La matière devient bizarre à l'échelle quantique, et parmi les bizarreries se trouve l'effet EFIMOV, un état dans lequel les forces d'attraction entre trois atomes ou plus les lient ensemble, même si elles sont excitées à des niveaux d'énergie plus élevés, tandis que cette même force est insuffisante pour lier deux atomes.
À l'Université Purdue, les chercheurs ont terminé l'immense calcul quantique requis pour représenter l'effet EFIMOV dans cinq atomes, ajoutant à notre image fragmentée de la nature la plus fondamentale de la matière.
Le calcul, qui s'applique à un large éventail de problèmes physiques – d'un groupe d'atomes étudiés dans un piège au laser aux gaz dans une étoile à neutrons – s'accompagne de notre compréhension fondamentale de la matière et peut conduire à des méthodes plus efficaces pour confiner les atomes pour l'étude.
Pour Christopher Greene, le professeur distingué d'Albert de physique à Purdue, qui a modélisé le problème avec quatre atomes en 2009, l'accomplissement a été de 15 ans. Greene est membre du Purdue Quantum Science and Engineering Institute. Des recherches sur les interactions entre cinq atomes ont été publiées dans le Actes de l'Académie nationale des sciences.
« Comprendre comment cinq particules interagissent est un problème fondamental que nous devons résoudre si nous voulons faire avancer les applications quantiques au-delà du laboratoire », a déclaré Greene, qui a dirigé la recherche en collaboration avec Michael Higgins, un associé de recherche postdoctorale au laboratoire de Greene au moment de la recherche.
« Nous avons pu le faire avec une combinaison d'ordinateurs plus rapides, un traitement plus parallèle et une compréhension plus approfondie des mathématiques, des progrès qui nous ont fait un pas plus loin que nous le pouvions avec le problème à quatre corps en 2009. »
Dans une vue simpliste des gaz, des atomes ou des molécules se déplacent dans l'air et rebondissent les uns des autres comme des boules de billard. Les atomes se déplacent rapidement lorsqu'ils sont chauds et plus lentement lorsqu'ils sont froids. Mais les atomes exercent une petite force d'attraction les uns sur les autres, a déclaré Greene, ce qui soulève une question: quelle quantité de force d'attraction est nécessaire pour lier les particules lorsqu'ils interagissent?

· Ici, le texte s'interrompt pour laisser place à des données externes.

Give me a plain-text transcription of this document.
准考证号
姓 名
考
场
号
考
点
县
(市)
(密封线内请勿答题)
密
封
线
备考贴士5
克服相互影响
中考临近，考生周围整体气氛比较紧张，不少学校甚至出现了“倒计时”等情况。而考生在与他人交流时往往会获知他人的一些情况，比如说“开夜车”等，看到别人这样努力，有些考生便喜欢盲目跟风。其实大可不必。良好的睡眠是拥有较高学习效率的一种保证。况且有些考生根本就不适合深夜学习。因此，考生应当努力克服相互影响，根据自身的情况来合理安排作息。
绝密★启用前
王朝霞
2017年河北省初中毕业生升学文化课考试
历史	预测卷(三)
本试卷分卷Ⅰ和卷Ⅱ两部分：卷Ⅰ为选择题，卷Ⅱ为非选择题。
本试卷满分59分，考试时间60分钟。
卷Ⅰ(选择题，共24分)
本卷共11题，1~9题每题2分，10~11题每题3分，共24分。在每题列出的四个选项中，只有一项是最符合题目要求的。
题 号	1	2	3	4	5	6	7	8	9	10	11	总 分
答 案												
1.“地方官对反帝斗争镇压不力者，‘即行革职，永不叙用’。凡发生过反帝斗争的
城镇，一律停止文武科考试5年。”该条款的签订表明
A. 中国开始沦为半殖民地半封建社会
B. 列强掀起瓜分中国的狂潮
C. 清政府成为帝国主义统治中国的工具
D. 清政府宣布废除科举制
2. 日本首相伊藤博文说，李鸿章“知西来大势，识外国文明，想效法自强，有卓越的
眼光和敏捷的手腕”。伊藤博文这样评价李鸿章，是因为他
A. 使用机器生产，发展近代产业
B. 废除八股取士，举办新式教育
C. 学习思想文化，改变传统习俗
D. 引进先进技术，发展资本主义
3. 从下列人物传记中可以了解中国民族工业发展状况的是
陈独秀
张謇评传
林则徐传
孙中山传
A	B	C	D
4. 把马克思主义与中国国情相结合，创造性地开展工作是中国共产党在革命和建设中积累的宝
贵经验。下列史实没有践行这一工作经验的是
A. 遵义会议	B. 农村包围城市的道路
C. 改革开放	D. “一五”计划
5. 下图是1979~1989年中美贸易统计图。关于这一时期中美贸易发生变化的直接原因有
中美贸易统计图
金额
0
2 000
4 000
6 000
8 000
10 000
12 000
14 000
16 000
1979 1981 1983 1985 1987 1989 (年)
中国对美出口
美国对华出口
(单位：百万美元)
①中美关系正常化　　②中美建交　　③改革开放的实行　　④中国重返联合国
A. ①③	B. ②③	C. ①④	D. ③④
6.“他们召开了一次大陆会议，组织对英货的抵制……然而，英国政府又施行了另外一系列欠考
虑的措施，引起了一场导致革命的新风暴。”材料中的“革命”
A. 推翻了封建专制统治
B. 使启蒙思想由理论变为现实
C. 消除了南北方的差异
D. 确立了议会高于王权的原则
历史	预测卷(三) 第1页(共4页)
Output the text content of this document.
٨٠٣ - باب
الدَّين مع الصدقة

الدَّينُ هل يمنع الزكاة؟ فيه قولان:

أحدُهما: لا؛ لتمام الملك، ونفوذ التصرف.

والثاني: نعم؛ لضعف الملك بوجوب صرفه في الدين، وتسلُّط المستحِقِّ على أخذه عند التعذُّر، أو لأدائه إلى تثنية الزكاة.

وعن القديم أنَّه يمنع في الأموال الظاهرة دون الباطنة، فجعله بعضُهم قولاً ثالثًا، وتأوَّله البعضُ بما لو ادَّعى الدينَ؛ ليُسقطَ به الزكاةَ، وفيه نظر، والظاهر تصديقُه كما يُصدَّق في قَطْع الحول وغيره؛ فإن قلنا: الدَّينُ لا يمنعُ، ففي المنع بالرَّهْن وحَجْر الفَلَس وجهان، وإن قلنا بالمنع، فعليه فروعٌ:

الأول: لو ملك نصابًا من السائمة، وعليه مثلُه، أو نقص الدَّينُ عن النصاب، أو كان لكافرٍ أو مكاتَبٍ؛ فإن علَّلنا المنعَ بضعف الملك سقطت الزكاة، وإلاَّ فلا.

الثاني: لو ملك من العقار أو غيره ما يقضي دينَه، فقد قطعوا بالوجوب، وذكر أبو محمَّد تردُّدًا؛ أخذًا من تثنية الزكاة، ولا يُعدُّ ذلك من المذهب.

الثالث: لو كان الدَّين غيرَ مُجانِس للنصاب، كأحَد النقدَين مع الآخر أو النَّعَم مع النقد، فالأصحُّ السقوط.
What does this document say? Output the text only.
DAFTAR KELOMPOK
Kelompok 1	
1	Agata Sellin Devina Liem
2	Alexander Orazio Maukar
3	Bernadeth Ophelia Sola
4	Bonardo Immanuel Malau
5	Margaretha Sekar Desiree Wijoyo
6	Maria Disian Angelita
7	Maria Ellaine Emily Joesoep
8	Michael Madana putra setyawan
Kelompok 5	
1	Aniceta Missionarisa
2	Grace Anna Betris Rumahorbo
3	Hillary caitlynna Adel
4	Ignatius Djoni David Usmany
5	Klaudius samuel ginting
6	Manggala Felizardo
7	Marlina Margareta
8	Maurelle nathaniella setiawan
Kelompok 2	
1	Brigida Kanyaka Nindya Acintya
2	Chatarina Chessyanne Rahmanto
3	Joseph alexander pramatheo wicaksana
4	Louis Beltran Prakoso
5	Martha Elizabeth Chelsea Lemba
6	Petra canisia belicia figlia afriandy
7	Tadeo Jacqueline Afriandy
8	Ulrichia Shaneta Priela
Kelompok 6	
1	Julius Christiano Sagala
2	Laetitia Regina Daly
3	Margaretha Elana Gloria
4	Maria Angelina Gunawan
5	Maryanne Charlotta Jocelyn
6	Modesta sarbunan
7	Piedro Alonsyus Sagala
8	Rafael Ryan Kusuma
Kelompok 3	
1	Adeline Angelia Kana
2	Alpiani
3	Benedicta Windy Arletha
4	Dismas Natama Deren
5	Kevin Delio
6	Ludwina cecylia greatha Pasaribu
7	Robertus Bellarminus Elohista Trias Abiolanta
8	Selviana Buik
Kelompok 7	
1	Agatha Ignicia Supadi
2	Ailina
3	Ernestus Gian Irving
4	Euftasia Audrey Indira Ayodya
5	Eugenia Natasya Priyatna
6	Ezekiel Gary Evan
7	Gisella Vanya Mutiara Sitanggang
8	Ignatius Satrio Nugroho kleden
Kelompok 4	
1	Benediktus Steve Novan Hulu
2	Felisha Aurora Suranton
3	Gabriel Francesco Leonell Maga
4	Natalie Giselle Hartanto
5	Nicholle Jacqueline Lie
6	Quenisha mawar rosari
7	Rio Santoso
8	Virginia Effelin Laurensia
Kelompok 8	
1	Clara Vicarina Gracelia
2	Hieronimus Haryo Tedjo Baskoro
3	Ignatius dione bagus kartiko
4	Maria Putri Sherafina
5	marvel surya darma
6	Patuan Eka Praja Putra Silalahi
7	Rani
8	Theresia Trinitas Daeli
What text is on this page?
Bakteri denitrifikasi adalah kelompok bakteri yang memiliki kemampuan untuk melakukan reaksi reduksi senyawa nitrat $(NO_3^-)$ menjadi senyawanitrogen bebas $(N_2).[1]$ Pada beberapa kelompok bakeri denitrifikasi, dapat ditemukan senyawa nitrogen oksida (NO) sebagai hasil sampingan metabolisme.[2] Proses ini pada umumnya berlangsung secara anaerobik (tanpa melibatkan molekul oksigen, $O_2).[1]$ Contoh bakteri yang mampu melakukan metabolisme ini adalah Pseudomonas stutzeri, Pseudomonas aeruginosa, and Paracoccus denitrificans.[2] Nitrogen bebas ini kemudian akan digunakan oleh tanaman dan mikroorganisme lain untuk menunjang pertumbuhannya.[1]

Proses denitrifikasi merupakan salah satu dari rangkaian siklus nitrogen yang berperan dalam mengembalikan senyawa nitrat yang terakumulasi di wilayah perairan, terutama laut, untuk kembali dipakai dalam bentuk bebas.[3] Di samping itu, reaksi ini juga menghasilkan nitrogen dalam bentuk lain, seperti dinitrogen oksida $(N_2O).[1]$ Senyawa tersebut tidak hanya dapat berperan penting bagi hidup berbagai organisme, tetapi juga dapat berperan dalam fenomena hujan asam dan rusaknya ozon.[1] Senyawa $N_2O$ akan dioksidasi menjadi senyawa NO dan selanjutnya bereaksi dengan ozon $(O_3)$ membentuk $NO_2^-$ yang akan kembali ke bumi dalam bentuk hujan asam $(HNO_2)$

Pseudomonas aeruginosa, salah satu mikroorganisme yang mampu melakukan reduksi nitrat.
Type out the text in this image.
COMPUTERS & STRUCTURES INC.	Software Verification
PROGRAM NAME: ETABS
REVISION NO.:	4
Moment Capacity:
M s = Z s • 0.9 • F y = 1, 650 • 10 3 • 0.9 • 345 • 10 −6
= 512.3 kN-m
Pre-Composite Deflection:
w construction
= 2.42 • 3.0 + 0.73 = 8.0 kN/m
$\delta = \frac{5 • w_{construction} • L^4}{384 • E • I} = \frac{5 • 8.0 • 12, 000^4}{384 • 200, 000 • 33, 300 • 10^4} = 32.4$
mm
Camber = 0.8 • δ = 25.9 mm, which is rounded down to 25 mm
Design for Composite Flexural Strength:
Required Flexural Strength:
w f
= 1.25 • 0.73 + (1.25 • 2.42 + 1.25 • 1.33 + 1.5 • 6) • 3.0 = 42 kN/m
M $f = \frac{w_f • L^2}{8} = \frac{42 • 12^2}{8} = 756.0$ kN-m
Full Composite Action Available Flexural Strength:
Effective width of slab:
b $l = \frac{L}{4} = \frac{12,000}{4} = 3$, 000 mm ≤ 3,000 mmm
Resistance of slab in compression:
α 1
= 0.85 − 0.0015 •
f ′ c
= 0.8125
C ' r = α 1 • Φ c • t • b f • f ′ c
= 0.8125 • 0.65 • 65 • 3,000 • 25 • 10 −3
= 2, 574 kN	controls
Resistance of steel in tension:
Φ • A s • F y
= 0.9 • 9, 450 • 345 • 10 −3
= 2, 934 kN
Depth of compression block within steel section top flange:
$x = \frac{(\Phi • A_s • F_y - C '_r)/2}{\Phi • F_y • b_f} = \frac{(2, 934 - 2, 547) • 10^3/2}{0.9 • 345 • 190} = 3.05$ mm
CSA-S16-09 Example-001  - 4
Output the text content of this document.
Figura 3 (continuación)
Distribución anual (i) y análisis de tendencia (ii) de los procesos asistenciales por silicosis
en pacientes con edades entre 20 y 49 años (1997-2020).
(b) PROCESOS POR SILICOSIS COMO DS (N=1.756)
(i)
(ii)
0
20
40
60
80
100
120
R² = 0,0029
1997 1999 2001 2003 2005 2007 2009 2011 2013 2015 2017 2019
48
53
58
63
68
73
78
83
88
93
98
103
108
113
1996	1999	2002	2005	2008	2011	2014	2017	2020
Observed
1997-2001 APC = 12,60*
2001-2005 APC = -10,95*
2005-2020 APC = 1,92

La réponse peut être déterminée avec l'équation de Schrödinger, qui est utilisée pour prédire les résultats dans les systèmes quantiques au fil du temps.
Dans les années 1970, le physicien théoricien russe Vitaly EFimov a prédit que, étant donné la nature de l'attraction entre les atomes, plus de force serait nécessaire pour se lier à deux atomes que ce qui serait nécessaire pour se lier à trois. Paradoxalement, une fois combinée, les atomes resteraient liés quelle que soit l'énergie ajoutée au système, même si l'énergie supplémentaire augmente leur mouvement et la distance qu'ils sont capables de se déplacer les uns des autres.
Comme pour d'autres phénomènes quantiques, comme la superposition et l'enchevêtrement, l'État d'Efimov est difficile à comprendre compte tenu de notre expérience du monde physique, mais les interactions quantiques sont le fondement de ce monde quotidien.
En 1999, le groupe de recherche de Greene a prédit que, parce que les effets mécaniques quantiques sont plus dominants lorsque les atomes se déplacent très lentement, l'effet EFIMOV pourrait être observé dans les gaz refroidis à zéro presque absolu. Cinq ans plus tard, un groupe de recherche en Europe a induit un État d'Efimov parmi trois atomes de césium dans un gaz ultracold. Greene, un expert en physique quantique ultracold, a déclaré que l'induction du phénomène est depuis devenue une routine expérimentale.
Mais l'utilisation de l'équation de Schrödinger pour modéliser l'effet EFIMOV est à forte intensité de calcul même dans le scénario le plus simple possible, et chaque atome supplémentaire du système augmente la complexité des calculs requis. Les recherches de Greene en 2009 ont montré que quatre bosons identiques – une classe de particules subatomiques – plus facilement que trois.
La nouvelle solution, qui calcule la vitesse à laquelle cinq bosons identiques se combineront au fil du temps, n'ont été rendus possibles que par des améliorations de la capacité de calcul et de meilleures formulations qui surmontent des barrages routiers mathématiques.
« Nous pensons que nous connaissons les lois de la mécanique quantique, mais les formules sont incroyablement difficiles à résoudre. Il a pris une compréhension plus profonde des mathématiques pour atteindre ce point », a déclaré Greene. Il a crédité Higgins de la planification et de l'exécution des calculs du supercalculateur pour aider à faire progresser la physique théorique.